Photoinduced Orientation‐Dependent Interlayer Carrier Transportation in Cross‐Stacked Black Phosphorus van der Waals Junctions

A combination of different 2D layered materials by van der Waals (vdW) stacking or lateral splicing provides the basic building blocks for dynamic behavior researches of interlayer carriers. Anisotropic materials, recently, have further attracted attentions in this field because of their supply of freedoms for regulating the performance of electro‐optical devices, whereas detailed characteristics and mechanisms of interlayer carrier transportation in these materials need remain to be revealed. Here, by using the photoassisted field effect and scanning photocurrent imaging measurements, it is demonstrated that the photoinduced interlayer carrier transportation in cross‐stacked black phosphorus (BP) vdW junctions is strongly dependent on the crystal orientation and stacking morphology. Type‐I and II band alignments are respectively predicted in the BP junctions with parallel and vertical crystal orientation stacking.
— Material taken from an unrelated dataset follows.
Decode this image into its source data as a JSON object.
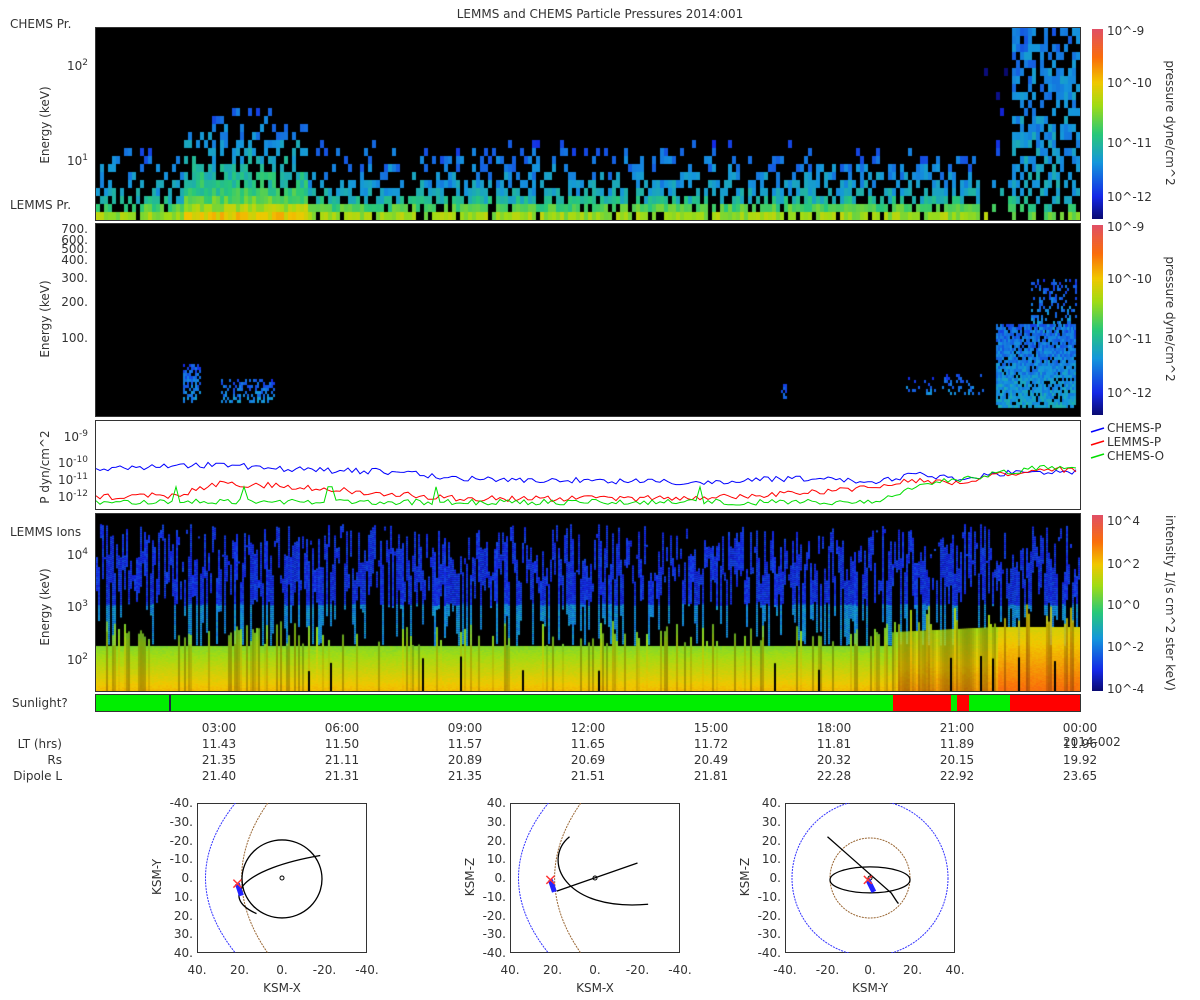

The interlayer carrier transportation with both vertical and lateral modes is observed within only one sample. Combined first principle calculation with band theory analyses, the small band offset for holes and tunneling effect play key roles during the interlayer transportation. These results highlight the importance of crystal orientation of materials in vdW junctions and provide insights, both experimentally and theoretically, into engineering and design of orientation‐based nanodevices.